KAPITEL 44
Nach einer langen Fahrt waren Annabelle und Caleb in der Ortschaft eingetroffen, in der Stone und Danny aus dem Zug gestiegen waren. Nachdem Annabelle sich rasch im kleinen Ortskern umgeschaut hatte, nahm sie an der Theke des von Stone so benannten Imbissrestaurants Zum letzten T. Platz. Neben ihr saßen mehrere männliche Gäste. Einige jüngere Burschen warfen ihr mehr als einen Blick zu. Annabelle schenkte diesem ein Lächeln und nickte jenem zu, um das Interesse der Männer zu schüren für den Fall, dass sie Nutzen daraus ziehen konnte.
»Woher kommen Sie?«, erkundigte sich die Kellnerin, während sie Kaffee in Annabelles Becher goss.
»Aus Winchester, Virginia.« Mit dieser Ortsangabe gedachte Annabelle sich einen glaubhaften ländlichen Hintergrund zu verleihen.
»Ich hab einen Verwandten in der Gegend. Hat ’ne Pferdezucht.«
»Es ist ein schönes Land«, sagte Annabelle, trank den Kaffee und gab eine Menü-Bestellung auf. »Erinnert mich an die Landschaft hier, nur ist es ein bisschen flacher.«
Der Mann neben ihr lachte leise.
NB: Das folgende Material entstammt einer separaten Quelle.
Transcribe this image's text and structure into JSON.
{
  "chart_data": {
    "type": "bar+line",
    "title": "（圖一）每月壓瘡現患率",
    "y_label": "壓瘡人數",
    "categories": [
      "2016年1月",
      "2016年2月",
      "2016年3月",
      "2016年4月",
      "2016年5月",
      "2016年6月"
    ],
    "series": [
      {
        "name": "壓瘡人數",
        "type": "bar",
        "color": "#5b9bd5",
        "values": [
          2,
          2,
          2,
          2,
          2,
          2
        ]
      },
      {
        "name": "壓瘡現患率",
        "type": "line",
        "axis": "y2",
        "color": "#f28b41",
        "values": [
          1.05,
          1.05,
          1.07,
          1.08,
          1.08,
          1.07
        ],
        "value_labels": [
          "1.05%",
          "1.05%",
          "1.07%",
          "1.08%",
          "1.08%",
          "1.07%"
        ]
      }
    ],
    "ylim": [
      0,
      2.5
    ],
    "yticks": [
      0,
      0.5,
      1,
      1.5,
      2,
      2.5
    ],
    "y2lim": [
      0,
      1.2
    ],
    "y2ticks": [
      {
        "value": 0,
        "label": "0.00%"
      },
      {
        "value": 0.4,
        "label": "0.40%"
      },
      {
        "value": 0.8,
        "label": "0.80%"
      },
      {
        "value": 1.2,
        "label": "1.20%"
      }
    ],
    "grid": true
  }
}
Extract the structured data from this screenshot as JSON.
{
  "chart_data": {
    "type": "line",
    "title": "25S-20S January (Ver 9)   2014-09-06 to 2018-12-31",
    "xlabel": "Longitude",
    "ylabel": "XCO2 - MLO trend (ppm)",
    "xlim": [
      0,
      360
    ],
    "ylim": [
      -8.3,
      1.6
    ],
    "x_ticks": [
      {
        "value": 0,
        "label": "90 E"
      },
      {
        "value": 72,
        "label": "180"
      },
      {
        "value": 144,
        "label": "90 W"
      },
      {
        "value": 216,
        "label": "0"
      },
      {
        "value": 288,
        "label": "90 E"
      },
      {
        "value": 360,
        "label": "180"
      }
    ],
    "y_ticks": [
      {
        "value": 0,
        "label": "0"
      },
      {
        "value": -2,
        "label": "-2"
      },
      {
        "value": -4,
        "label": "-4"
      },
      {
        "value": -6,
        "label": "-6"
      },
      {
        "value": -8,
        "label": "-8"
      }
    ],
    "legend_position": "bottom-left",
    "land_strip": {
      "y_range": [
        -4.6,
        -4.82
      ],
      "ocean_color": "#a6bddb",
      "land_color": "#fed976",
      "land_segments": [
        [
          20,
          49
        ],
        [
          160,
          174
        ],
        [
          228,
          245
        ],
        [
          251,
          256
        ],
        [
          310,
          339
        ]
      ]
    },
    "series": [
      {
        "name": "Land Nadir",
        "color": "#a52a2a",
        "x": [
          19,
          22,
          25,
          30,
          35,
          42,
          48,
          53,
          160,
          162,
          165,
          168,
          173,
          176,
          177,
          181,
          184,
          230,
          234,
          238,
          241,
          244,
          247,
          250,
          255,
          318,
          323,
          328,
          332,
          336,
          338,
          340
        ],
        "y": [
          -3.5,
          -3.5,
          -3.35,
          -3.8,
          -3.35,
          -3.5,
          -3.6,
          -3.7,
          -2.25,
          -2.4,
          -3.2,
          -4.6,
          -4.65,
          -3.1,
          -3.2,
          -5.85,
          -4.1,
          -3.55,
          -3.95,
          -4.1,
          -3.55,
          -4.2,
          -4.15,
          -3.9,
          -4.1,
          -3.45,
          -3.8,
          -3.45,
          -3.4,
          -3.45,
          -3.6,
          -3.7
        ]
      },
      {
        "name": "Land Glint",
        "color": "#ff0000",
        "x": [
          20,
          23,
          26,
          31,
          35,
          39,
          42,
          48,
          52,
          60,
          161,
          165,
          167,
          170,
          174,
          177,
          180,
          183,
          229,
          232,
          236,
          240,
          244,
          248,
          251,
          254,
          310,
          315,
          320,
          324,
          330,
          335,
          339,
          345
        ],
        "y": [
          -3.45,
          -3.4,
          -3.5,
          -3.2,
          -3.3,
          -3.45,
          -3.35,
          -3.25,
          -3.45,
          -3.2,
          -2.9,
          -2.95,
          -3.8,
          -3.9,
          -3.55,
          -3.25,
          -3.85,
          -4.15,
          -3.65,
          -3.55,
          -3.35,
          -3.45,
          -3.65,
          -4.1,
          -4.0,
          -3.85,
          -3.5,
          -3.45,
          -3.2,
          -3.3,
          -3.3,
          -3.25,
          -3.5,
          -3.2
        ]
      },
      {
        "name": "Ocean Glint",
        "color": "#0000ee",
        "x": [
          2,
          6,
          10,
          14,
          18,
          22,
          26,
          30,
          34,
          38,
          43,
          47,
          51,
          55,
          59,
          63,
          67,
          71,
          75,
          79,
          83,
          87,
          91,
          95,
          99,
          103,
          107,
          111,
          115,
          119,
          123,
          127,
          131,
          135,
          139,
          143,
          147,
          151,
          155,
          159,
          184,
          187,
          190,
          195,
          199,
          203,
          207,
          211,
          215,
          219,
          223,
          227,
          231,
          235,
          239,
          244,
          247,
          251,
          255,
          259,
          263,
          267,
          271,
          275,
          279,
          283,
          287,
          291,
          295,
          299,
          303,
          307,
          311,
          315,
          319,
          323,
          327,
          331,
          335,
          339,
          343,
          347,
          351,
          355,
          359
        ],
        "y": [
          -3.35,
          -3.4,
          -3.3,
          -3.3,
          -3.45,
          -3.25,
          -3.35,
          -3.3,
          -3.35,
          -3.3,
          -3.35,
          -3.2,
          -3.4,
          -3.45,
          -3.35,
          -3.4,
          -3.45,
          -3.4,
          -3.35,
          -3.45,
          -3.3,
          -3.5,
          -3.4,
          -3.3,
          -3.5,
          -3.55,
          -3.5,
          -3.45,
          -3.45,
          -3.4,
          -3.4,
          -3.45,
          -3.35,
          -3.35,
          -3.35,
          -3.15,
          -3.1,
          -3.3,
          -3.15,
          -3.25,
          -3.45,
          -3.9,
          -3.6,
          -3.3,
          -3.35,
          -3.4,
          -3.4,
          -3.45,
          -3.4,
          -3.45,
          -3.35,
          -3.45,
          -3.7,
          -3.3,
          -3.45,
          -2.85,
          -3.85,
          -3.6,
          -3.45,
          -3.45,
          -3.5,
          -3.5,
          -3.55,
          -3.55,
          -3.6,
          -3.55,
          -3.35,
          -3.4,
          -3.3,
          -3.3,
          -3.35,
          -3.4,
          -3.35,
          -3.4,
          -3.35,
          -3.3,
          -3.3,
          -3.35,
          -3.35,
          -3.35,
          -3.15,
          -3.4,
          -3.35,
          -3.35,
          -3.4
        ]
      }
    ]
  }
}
Er war groß und breitschultrig, trug ein kariertes Hemd, eine Jeansjacke mit dem Abbild des Rennfahrers Dale Earnhardt senior und abgewetzte Stiefel. »Fast jedes Land ist flacher als hier bei uns.«
»Haben Sie mal die Rocky Mountains gesehen?«, fragte Annabelle.
»Nein, Ma’am, kann ich leider nicht behaupten.«
»Sie sind viel höher als diese Berge, aber längst nicht so schön. Bloß braune Zacken, Schneegipfel und wenig Bäume. Hier sind die Berge grün.«
»Sind Sie nur auf der Durchreise, oder gucken Sie sich bei uns nach einem eigenen Fleckchen Grün um?«, fragte die Kellnerin, die sich wieder zu Annabelle gesellte, nachdem sie die Bestellung weitergereicht hatte.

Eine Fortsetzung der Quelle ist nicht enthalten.